Canonical estime que grâce notamment à une forte présence asiatique, Ubuntu sera livré avec 5 % des ordianteurs vendus dans le monde entier en 2013.

Canonical est-il en passe de réussir à imposer Linux sur le marché très fermé des ordinateurs personnels ? Lors du Ubuntu 12.10 Developer Summit, le vice-président au développement commercial de Canonical, Chris Kenyon, a affirmé que 5 % des PC livrés l’an prochain seraient accompagnés d’une distribution Ubuntu. L’an dernier, entre 8 et 10 millions d’exemplaires d’Ubuntu ont été livrés, et leur nombre pourrait doubler en un an.

Un tel chiffre paraît très important par rapport aux statistiques habituelles concernant l’OS libre. Depuis longtemps, Linux stagne autour de 1 % des systèmes d’exploitation présents sur les ordinateurs dans le monde entier. Le marché reste outrageusement dominé par Windows (plus de 87 %), qui relègue les Mac loin derrière avec moins de 10 % de systèmes Mac OS.

Mais 5 % d’ordinateurs fournis avec Ubuntu n’implique pas 5 % d’utilisateurs d’Ubuntu parmi les acheteurs d’ordinateurs récents. Beaucoup de consommateurs achètent un PC fourni avec Linux parce qu’il est moins cher, pour le remplacer très vite par un système Windows piraté. D’autres font co-exister les deux systèmes et finissent par abandonner Linux, parce qu’ils n’ont pas la possibilité d’y lancer leurs jeux vidéo ou leurs logiciels favoris.

Cependant, avec le développement très rapide des services en ligne, le système d’exploitation est de moins en moins un point névralgique pour les consommateurs. Pour ceux qui se contentent d’aller sur Internet et d’utiliser des outils de bureautique en ligne (Google Docs, Office Live, …), Ubuntu fait parfaitement l’affaire. D’autant que les logiciels installés localement ont aujourd’hui une qualité qui n’a pas grand chose à envier aux logiciels conçus pour Windows ou Mac OS.

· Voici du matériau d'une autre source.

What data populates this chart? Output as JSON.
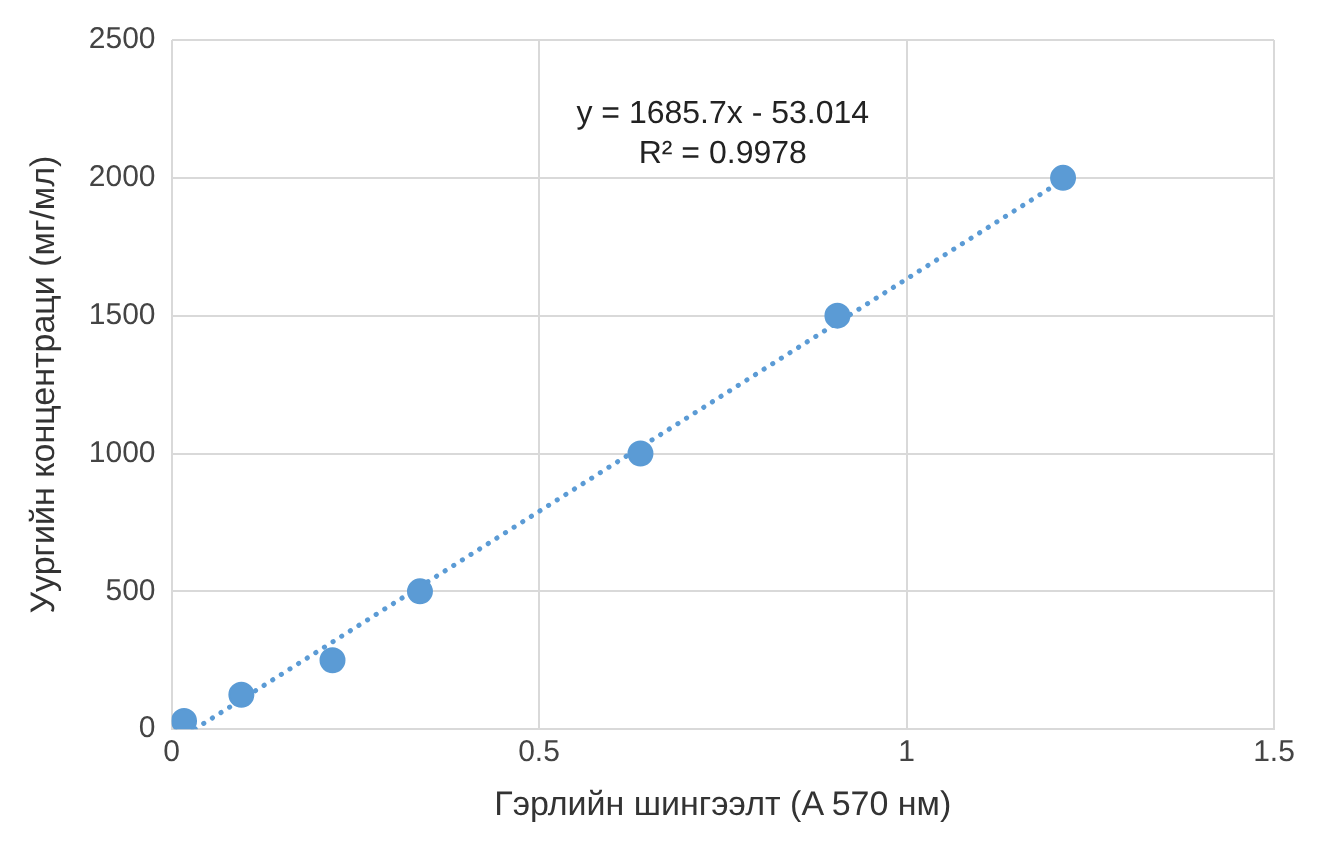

Il ne serait donc pas si surprenant que Linux dépasse enfin le maigre pourcent qui lui incombe, pour connaître une forte croissance de ses utilisateurs. Sauf que le nombre d’ordinateurs vendus chaque année baisse désormais, au profit des tablettes ou téléphones mobiles sur lesquels il est rarement possible de changer de système d’exploitation. D’où l’enjeu et la difficulté d’imposer Ubuntu Unity, qui doit porter l’OS sur différents écrans.